Uses the MusicBrainz API to get artist's albums and tracks, and the LyricsOvh API to get the lyrics to the tracks.
See docs for documentation
Install dependencies with:
pip install -r requirements.txt
Use with:
python3 avglyriccounter <artist_name> <options>
Note that with multi-word artist names, double quotes should be used.
For example:
python3 avglyriccounter "iron maiden"
The following optional flags are available:
-h --help Display usage
-v Increase log level to INFO
-vv Increase log level to DEBUG
Run unit tests with:
python3 -m unittest discover test
It takes a long time to get the results, mainly because the MusicBrainz API has a rate limit of one (1) request per second. The number of MusicBrainz requests made per entry is 2 + number_of_albums, so with artists that have dozens of albums, the requests will take a long time to complete.
In addition to the requests made to MusicBrainz, each unique track's lyrics will be requested separately from LyricsOvh, potentially raising the count of requests made to hundreds. There is no rate limit for LyricsOvh, but the server responses do take a while.
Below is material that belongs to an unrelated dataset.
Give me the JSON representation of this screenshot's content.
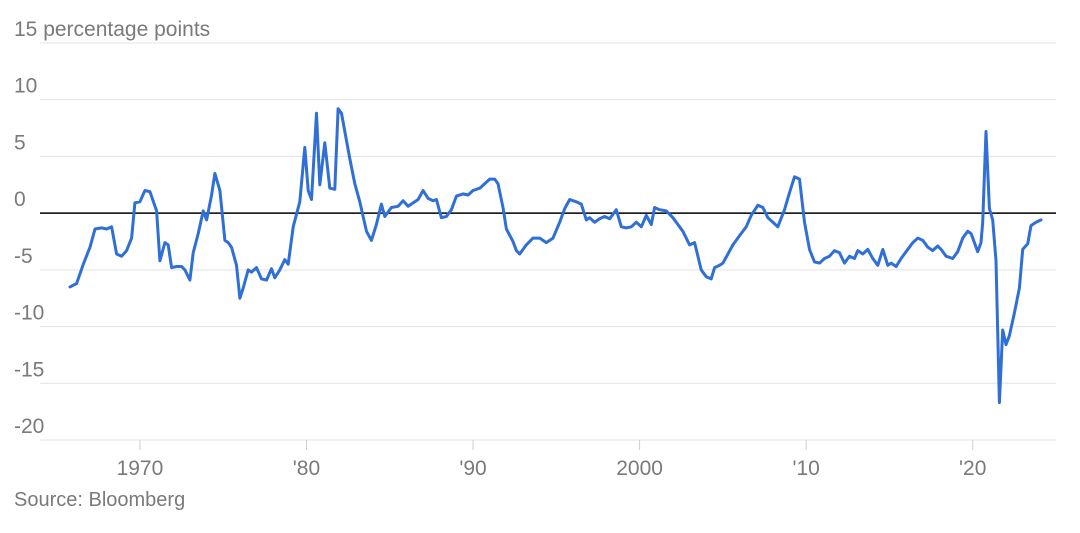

- Improve lyrics parsing to ignore non-word strings and to understand special cases
- There doesn't seem to be a standardized format for the lyrics, but from looking at the results, well educated guesses can be taken to improve result accuracy, e.g.
- '(2x)' can be used to repeat some lines to get an accurate lyric count
- Remove non-alphabetical characters, for example '...'
- Ignore anything in angle brackets, oftentimes used to indicate instrumental songs, lyric credits or writer credits
- Many lyrics start with "Paroles de la chanson [track] par [artist]" in them, which is unnecessary and can be removed to increase accuracy
- There doesn't seem to be a standardized format for the lyrics, but from looking at the results, well educated guesses can be taken to improve result accuracy, e.g.
- Write unit tests for AvgLyricCounter, MusicBrainzClient and LyricsOvhClient
- Consider automated end-to-end testing